Le secteur indien de la distribution entre en ébullition
L’un des derniers grands bastions protégés du monde de la distribution est en train de tomber. Après une valse-hésitation, le gouvernement indien va finalement autoriser les groupes étrangers à exploiter des supermarchés dans le pays, en coopération avec des partenaires locaux. Jusqu’à présent, Wal-Mart, Carrefour ou Tesco ne pouvaient être présents que sur le marché de gros. Toutefois, les chaînes étrangères ne pourront pas détenir plus de 51% du capital d’une société indienne et leur investissement sera soumis à certaines règles, notamment en matière d’approvisionnement auprès de producteurs locaux.
Cette annonce, destinée à renforcer la concurrence et à combattre indirectement l’inflation, a mis le marché local en ébullition. Sur le papier, tout laisse à penser que les géants occidentaux de la distribution chercheront à profiter de cette libéralisation. L’Inde est le deuxième pays le plus peuplé au monde après la Chine. Son commerce est encore largement désorganisé et morcelé. Enfin, le chiffre d’affaires du marché indien de la distribution est estimée à 505 milliards de dollars et pourrait monter à 725 milliards en 2017, selon Technopak Advisors.
Wal-Mart, le numéro un mondial, a régulièrement fait part de son intérêt pour le marché indien. Hier, la direction de l’américain a indiqué prendre connaissance de la décision du gouvernement et va étudier ses options. Selon les analystes, elle pourrait chercher à nouer un accord avec Pantaloon Retail, le premier exploitant indien de supermarchés.

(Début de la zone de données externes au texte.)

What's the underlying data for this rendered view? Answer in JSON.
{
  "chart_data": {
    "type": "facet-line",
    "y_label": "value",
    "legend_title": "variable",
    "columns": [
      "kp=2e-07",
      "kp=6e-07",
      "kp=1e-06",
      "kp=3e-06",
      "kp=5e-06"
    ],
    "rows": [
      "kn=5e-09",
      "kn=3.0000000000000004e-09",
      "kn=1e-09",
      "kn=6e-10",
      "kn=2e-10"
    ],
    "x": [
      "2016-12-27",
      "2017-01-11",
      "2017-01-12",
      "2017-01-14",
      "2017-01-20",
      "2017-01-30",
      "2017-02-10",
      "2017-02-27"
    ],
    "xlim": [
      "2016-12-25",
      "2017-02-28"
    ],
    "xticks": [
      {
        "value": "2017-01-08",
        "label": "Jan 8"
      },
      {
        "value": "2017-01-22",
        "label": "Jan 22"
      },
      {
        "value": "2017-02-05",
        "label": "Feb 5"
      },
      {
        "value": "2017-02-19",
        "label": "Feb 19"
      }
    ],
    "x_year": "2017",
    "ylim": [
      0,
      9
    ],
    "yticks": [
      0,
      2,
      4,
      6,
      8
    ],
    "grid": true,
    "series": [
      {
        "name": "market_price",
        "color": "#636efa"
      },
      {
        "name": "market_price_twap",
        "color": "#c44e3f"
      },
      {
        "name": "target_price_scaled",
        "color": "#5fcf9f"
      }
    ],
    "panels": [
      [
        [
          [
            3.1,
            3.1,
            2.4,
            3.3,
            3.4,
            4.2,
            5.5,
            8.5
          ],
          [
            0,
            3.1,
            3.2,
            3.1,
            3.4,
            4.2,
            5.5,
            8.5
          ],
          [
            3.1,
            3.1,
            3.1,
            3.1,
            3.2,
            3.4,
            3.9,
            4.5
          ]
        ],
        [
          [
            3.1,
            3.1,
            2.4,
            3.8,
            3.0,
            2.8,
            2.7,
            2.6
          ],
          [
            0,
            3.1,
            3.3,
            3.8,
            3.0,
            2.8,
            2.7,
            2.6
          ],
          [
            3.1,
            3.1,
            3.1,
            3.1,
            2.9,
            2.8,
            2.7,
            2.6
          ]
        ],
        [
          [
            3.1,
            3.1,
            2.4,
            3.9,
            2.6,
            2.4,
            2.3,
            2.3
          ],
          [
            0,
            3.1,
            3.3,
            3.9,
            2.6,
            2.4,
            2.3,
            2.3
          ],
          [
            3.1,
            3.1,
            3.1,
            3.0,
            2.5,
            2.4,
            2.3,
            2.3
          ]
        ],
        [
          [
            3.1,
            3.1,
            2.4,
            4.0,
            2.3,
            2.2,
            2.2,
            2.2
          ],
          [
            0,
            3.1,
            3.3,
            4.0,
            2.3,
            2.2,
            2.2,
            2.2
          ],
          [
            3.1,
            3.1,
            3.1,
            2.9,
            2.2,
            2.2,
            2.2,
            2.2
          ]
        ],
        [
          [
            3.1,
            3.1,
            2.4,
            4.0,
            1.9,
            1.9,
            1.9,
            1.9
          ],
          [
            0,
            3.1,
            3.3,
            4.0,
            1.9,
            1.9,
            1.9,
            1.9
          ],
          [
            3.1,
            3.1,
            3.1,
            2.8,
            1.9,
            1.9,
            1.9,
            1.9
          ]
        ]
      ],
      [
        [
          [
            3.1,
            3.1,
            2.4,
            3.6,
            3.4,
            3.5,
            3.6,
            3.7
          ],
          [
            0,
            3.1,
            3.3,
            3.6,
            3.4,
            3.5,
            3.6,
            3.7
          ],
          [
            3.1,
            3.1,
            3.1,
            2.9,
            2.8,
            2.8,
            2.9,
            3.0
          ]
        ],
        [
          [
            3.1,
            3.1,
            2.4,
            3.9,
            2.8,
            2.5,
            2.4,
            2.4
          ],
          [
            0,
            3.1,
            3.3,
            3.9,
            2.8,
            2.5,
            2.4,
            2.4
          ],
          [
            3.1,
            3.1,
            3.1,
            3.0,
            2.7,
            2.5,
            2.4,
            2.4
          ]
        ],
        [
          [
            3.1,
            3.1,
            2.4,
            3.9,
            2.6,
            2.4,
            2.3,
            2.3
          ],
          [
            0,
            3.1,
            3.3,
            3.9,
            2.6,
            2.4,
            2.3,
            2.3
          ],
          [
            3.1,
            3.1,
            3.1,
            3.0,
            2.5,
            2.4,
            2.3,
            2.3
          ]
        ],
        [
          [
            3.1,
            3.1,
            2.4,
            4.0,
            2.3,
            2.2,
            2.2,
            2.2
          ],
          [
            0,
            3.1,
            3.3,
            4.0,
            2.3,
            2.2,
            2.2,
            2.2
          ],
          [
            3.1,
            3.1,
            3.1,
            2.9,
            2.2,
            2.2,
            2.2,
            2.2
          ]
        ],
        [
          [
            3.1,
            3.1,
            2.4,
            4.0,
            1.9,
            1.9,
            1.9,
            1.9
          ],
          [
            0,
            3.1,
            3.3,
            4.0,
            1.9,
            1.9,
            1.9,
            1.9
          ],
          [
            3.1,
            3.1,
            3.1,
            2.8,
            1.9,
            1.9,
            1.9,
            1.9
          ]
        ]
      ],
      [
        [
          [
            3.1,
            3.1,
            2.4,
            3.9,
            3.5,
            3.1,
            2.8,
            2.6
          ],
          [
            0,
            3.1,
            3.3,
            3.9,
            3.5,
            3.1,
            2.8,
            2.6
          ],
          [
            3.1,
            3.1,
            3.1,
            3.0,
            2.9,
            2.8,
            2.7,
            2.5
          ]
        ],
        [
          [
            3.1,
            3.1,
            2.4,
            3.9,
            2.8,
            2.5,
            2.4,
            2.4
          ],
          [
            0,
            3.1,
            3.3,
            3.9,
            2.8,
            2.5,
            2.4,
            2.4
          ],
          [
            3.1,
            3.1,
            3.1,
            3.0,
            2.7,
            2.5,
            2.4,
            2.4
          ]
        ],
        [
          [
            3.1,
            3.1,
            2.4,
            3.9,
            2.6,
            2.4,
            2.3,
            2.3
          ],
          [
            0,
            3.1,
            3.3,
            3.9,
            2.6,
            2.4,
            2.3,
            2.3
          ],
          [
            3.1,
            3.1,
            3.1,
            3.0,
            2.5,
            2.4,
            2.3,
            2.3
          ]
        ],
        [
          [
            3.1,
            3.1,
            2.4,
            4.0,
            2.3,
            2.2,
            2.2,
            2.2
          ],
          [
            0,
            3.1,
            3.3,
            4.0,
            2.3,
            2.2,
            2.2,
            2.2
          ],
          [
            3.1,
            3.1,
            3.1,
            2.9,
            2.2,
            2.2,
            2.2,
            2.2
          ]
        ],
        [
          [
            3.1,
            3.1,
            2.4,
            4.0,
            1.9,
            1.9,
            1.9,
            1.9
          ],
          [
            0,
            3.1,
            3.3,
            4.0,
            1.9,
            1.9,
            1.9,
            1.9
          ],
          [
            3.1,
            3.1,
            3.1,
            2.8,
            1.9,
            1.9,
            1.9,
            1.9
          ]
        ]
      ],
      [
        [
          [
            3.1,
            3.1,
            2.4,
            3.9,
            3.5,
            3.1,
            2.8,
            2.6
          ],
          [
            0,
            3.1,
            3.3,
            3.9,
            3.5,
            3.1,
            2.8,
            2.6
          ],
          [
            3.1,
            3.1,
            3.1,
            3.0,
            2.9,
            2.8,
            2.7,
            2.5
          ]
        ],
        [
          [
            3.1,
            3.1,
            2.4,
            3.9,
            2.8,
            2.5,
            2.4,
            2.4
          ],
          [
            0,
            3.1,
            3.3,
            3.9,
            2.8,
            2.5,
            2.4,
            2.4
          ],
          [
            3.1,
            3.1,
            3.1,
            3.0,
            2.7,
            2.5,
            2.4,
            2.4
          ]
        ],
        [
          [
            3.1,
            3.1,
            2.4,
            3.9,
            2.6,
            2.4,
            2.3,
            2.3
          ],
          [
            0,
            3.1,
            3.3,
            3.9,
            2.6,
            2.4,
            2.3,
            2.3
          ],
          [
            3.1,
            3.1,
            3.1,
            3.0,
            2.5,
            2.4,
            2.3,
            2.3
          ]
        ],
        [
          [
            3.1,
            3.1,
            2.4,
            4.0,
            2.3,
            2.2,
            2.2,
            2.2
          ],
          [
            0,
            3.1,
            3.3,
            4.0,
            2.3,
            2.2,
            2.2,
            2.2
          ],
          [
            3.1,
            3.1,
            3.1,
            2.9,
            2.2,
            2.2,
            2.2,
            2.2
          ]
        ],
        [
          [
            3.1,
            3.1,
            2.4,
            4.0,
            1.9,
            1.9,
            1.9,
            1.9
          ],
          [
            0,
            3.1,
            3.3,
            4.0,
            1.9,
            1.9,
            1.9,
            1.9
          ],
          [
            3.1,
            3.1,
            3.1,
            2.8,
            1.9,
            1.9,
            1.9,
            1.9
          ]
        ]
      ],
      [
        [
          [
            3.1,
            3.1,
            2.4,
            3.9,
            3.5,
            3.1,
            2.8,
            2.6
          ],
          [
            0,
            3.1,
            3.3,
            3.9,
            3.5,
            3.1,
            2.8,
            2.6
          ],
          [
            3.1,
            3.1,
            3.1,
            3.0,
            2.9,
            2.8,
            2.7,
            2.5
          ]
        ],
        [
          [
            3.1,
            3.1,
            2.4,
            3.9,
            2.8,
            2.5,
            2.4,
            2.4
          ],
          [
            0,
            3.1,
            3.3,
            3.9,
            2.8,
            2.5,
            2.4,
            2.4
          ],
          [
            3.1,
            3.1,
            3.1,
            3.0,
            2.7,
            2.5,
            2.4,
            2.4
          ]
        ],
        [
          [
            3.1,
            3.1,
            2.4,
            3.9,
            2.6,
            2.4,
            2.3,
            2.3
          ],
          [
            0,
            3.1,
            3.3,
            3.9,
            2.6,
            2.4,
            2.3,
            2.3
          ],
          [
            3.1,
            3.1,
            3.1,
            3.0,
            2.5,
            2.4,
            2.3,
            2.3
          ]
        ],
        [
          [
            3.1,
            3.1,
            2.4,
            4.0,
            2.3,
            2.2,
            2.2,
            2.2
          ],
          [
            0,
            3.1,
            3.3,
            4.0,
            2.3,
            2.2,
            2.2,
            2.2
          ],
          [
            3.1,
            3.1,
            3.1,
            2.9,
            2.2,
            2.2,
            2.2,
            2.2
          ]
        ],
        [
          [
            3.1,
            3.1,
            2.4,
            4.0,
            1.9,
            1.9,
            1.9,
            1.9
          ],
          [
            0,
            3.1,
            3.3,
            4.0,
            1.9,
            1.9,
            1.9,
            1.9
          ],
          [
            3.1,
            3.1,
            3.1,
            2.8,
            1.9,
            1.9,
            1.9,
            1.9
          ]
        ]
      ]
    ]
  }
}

Wal-Mart semble être le mieux placé pour profiter en premier de l’ouverture des frontières. D’une part, il est déjà fortement implanté en Inde dans le commerce de gros via sa filiale avec Bharti Enterprises. Ensuite, ses principaux concurrents, Carrefour en tête, sont contraints par des situations financières tendues.
Selon les estimations des SMC Global Securities, le nouvel entrant pourrait avoir à investir un demi-milliard de dollars en trois ou cinq ans pour pouvoir prendre position dans les principales villes du pays et attendre les premiers bénéfices. L’entrée sur un nouveau marché est toujours risquée. Wal-Mart peine à dégager des profits en Chine malgré douze années de présence dans le pays. Cette ouverture devrait aussi, au final, bénéficier aux développeurs de centres commerciaux, des structures qui font encore cruellement défaut dans le pays.